Yeah I understand that it’s a long ways before federation with other services happens. I was just curious if there was an ActivityPub software the devs would find better to federate with than Mastodon. Honestly I’m perfectly content with just Lemmy-Lemmy federation (:
Something which works similarly to Lemmy or Reddit is the obvious answer, such as littr or lotide. But afaik neither of them has federation anywhere close to ready.
But in fact there are so many things that need work on Lemmy itself, that we dont have much time to work on federation with other software (unless devs from the other side are also willing to get that working).
I’m gonna guess the best software to use Lemmy with is Lemmy
Reddit has user profiles, too, and I think it’s a great possibility if you like a user to follow their posts or comments.
Federating with mastodon makes the most sense to me because its the most used and because the UI/UX would pair so nicely. A toot would be a post in your usernames community and a like would be an upvote. Replying to someones toot would be replying to their lemmy thread and likes on the reply would be upvotes. It just makes sense in my opinion and being able to view/comment in lemmy with a mastodon account would help grow lemmy and most mastodon users i come across are leftists and FLOSS advocates.
I think one of the goals of the federated decentralized social media is the ability to interface with other mediums. It’s natural for enthusiasts in this community to be excited at the prospects of interoperability. Plus Mastodon is awesomesauce.

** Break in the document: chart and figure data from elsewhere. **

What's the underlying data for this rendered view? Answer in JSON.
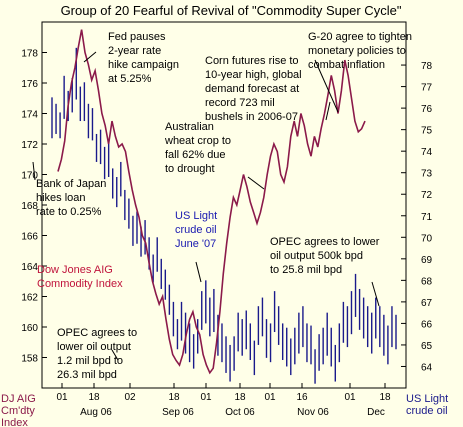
{
  "chart_data": {
    "type": "line",
    "title": "Group of 20 Fearful of Revival of \"Commodity Super Cycle\"",
    "left_axis": {
      "label_lines": [
        "DJ AIG",
        "Cm'dty",
        "Index"
      ],
      "ylim": [
        156,
        180
      ],
      "ticks": [
        158,
        160,
        162,
        164,
        166,
        168,
        170,
        172,
        174,
        176,
        178
      ]
    },
    "right_axis": {
      "label_lines": [
        "US Light",
        "crude oil"
      ],
      "ylim": [
        63,
        80
      ],
      "ticks": [
        64,
        65,
        66,
        67,
        68,
        69,
        70,
        71,
        72,
        73,
        74,
        75,
        76,
        77,
        78
      ]
    },
    "x_ticks": [
      "01",
      "18",
      "02",
      "18",
      "01",
      "18",
      "01",
      "16",
      "01",
      "18"
    ],
    "month_labels": [
      "Aug 06",
      "Sep 06",
      "Oct 06",
      "Nov 06",
      "Dec"
    ],
    "grid": false,
    "series": [
      {
        "name": "Dow Jones AIG Commodity Index",
        "name_lines": [
          "Dow Jones AIG",
          "Commodity Index"
        ],
        "type": "line",
        "axis": "left",
        "color": "#8b1a4a",
        "values": [
          170.2,
          171.0,
          172.2,
          174.5,
          176.0,
          177.0,
          178.3,
          179.5,
          178.0,
          177.2,
          176.2,
          176.8,
          175.5,
          174.0,
          173.2,
          172.0,
          173.5,
          172.5,
          171.8,
          172.0,
          171.5,
          170.2,
          169.0,
          168.0,
          167.2,
          166.0,
          165.5,
          164.2,
          163.0,
          162.2,
          161.5,
          162.0,
          160.5,
          159.2,
          158.2,
          157.8,
          157.5,
          158.2,
          159.5,
          160.5,
          161.0,
          160.0,
          159.5,
          158.2,
          157.5,
          157.0,
          157.3,
          159.0,
          161.0,
          163.5,
          165.5,
          167.2,
          168.5,
          168.0,
          169.0,
          170.0,
          169.2,
          168.2,
          167.5,
          166.8,
          167.5,
          168.5,
          170.0,
          171.2,
          172.0,
          171.5,
          170.0,
          169.5,
          170.5,
          172.5,
          173.5,
          172.5,
          174.0,
          173.2,
          172.0,
          171.2,
          172.5,
          171.8,
          173.0,
          174.0,
          175.2,
          176.5,
          175.5,
          174.0,
          175.5,
          177.5,
          176.5,
          175.0,
          173.5,
          172.8,
          173.0,
          173.5
        ]
      },
      {
        "name": "US Light crude oil",
        "name_lines": [
          "US Light",
          "crude oil",
          "June '07"
        ],
        "type": "bar_hl",
        "axis": "right",
        "color": "#1a1a8b",
        "highs": [
          76.5,
          76.2,
          75.8,
          77.5,
          76.8,
          77.4,
          78.8,
          77.0,
          77.2,
          76.2,
          76.0,
          74.8,
          75.0,
          74.2,
          74.5,
          73.2,
          72.8,
          73.5,
          72.2,
          71.8,
          71.0,
          71.2,
          70.5,
          70.8,
          70.0,
          69.2,
          70.0,
          69.0,
          68.5,
          67.8,
          67.0,
          66.2,
          67.0,
          66.5,
          66.0,
          65.5,
          66.2,
          67.5,
          68.0,
          67.2,
          67.6,
          66.4,
          66.0,
          65.4,
          65.0,
          65.4,
          66.5,
          66.2,
          66.6,
          66.0,
          65.2,
          66.8,
          67.2,
          66.2,
          66.0,
          67.5,
          66.8,
          66.0,
          65.8,
          65.3,
          65.8,
          66.5,
          66.8,
          66.0,
          65.9,
          64.8,
          65.5,
          65.8,
          66.5,
          65.8,
          65.0,
          66.0,
          67.0,
          66.8,
          67.5,
          68.3,
          67.6,
          67.2,
          66.8,
          66.5,
          67.2,
          66.8,
          66.4,
          65.9,
          66.8,
          66.4
        ],
        "lows": [
          74.6,
          74.8,
          74.6,
          75.5,
          75.4,
          75.8,
          76.4,
          75.4,
          75.4,
          74.6,
          74.5,
          73.5,
          73.4,
          72.7,
          72.8,
          71.8,
          71.4,
          71.9,
          70.8,
          70.4,
          69.6,
          69.7,
          69.1,
          69.2,
          68.5,
          67.9,
          68.4,
          67.6,
          67.1,
          66.4,
          65.4,
          64.8,
          65.2,
          64.6,
          64.2,
          63.9,
          64.6,
          65.7,
          66.0,
          65.4,
          65.6,
          64.5,
          64.2,
          63.7,
          63.3,
          63.8,
          64.7,
          64.5,
          64.8,
          64.3,
          63.6,
          65.0,
          65.4,
          64.4,
          64.2,
          65.6,
          65.0,
          64.3,
          64.0,
          63.6,
          64.1,
          64.6,
          64.9,
          64.2,
          64.1,
          63.2,
          63.8,
          64.1,
          64.5,
          64.0,
          63.3,
          64.2,
          65.1,
          64.9,
          65.5,
          66.3,
          65.7,
          65.3,
          64.9,
          64.6,
          65.3,
          64.9,
          64.5,
          64.1,
          64.9,
          64.8
        ]
      }
    ],
    "annotations": [
      {
        "lines": [
          "Fed pauses",
          "2-year rate",
          "hike campaign",
          "at 5.25%"
        ]
      },
      {
        "lines": [
          "Corn futures rise to",
          "10-year high, global",
          "demand forecast at",
          "record 723 mil",
          "bushels in 2006-07"
        ]
      },
      {
        "lines": [
          "G-20 agree to tighten",
          "monetary policies to",
          "combat inflation"
        ]
      },
      {
        "lines": [
          "Australian",
          "wheat crop to",
          "fall 62% due",
          "to drought"
        ]
      },
      {
        "lines": [
          "Bank of Japan",
          "hikes loan",
          "rate to 0.25%"
        ]
      },
      {
        "lines": [
          "OPEC agrees to lower",
          "oil output 500k bpd",
          "to 25.8 mil bpd"
        ]
      },
      {
        "lines": [
          "OPEC agrees to",
          "lower oil output",
          "1.2 mil bpd to",
          "26.3 mil bpd"
        ]
      }
    ]
  }
}
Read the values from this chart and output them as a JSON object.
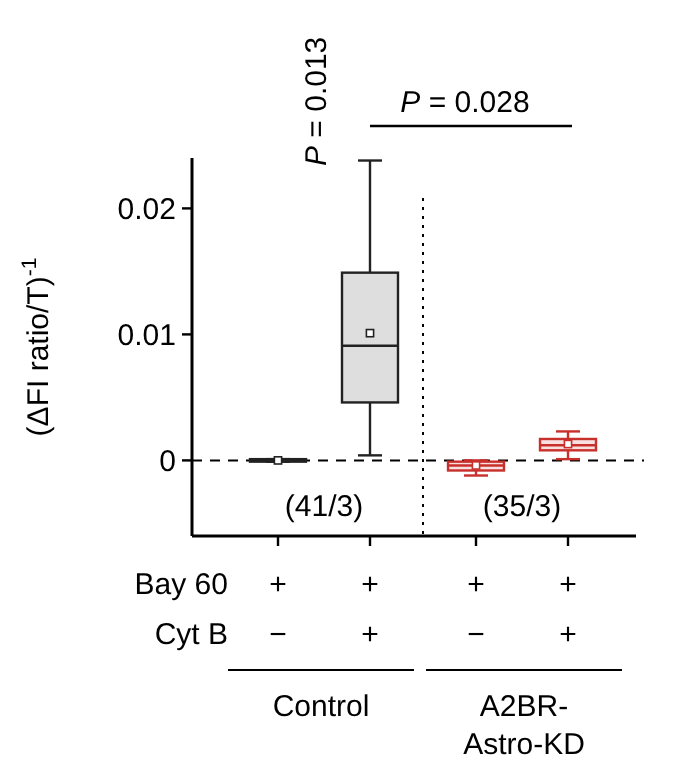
{
  "chart_data": {
    "type": "box",
    "ylabel": "(ΔFI ratio/T)$^{-1}$",
    "categories": [
      null,
      null,
      null,
      null
    ],
    "series": [
      {
        "color": "#222222",
        "boxes": [
          {
            "low": -0.0001,
            "q1": -0.0001,
            "median": 0,
            "q3": 0.0001,
            "high": 0.0001,
            "mean": 0
          },
          {
            "low": 0.0004,
            "q1": 0.0046,
            "median": 0.0091,
            "q3": 0.0149,
            "high": 0.0238,
            "mean": 0.0101
          },
          null,
          null
        ]
      },
      {
        "color": "#c8302c",
        "boxes": [
          null,
          null,
          {
            "low": -0.0012,
            "q1": -0.0008,
            "median": -0.0004,
            "q3": -0.0001,
            "high": 0,
            "mean": -0.0004
          },
          {
            "low": 0.0001,
            "q1": 0.0008,
            "median": 0.0012,
            "q3": 0.0017,
            "high": 0.0023,
            "mean": 0.0013
          }
        ]
      }
    ],
    "ylim": [
      -0.006,
      0.024
    ],
    "yticks": [
      0,
      0.01,
      0.02
    ],
    "ref_lines": [
      {
        "axis": "y",
        "value": 0,
        "line_style": "dashed"
      }
    ],
    "annotations": [
      "P = 0.013",
      "P = 0.028",
      "(41/3)",
      "(35/3)",
      "Bay 60",
      "+",
      "+",
      "+",
      "+",
      "Cyt B",
      "−",
      "+",
      "−",
      "+",
      "Control",
      "A2BR-\nAstro-KD"
    ]
  }
}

I think it would be nice to have the ability to add a mastodon toot into Lemmy and have it display the toot in a nice format and be linked to the toot’s server, but I don’t think replies to it should be standard from Lemmy since there likely could be different conversations occurring on different mediums.
I also think it would be nice to have PeerTube video integrated well into Lemmy but again the replies on Lemmy should not be the same as the replies on the Peertube format. Likely it will be a specific community focused discussion on Lemmy.

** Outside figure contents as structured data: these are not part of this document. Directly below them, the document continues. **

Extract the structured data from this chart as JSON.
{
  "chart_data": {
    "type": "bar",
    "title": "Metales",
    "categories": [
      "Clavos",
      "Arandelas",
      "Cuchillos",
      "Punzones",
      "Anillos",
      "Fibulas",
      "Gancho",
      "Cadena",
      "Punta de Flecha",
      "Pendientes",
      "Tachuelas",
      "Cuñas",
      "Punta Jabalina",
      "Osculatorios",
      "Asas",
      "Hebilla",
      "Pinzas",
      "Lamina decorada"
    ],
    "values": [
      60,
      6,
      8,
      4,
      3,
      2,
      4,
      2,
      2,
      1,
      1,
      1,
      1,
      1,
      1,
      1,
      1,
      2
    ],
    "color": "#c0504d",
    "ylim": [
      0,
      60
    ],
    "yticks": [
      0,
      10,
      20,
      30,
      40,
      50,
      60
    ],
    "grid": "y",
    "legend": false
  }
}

Pleroma already has communities and the same thing is coming to Pixelfed.
How are they doing communities?
So people don’t have to maintain accounts on random services. Personally, I’d quite like to see new posts from Lemmy communities in my Mastodon feed.
These different services exist for different reasons and are specialized and different from each other. Mastodon interface is good for exactly one thing: microblogging. Lemmy is for link aggregation and discussion, PeerTube is for videos, etc etc. Tell me, how do you give a PeerTube video a thumbs-down on Mastodon?
Alright, I’ll bite: that’s just how I use the internet, you’re free to do whatever you want. Regarding your question, I’ve never seen a need to do that, so I’m not sure. Have you tried this yourself?
Of course you’re allowed to do this. I’m commenting mostly on the insistence that federation with Mastodon be a priority for devs.
Why wouldn’t they federate with mastodon? Its the most used and the simplest UX that could work across different federated software?
Is there some downside to the different projects federating with one another?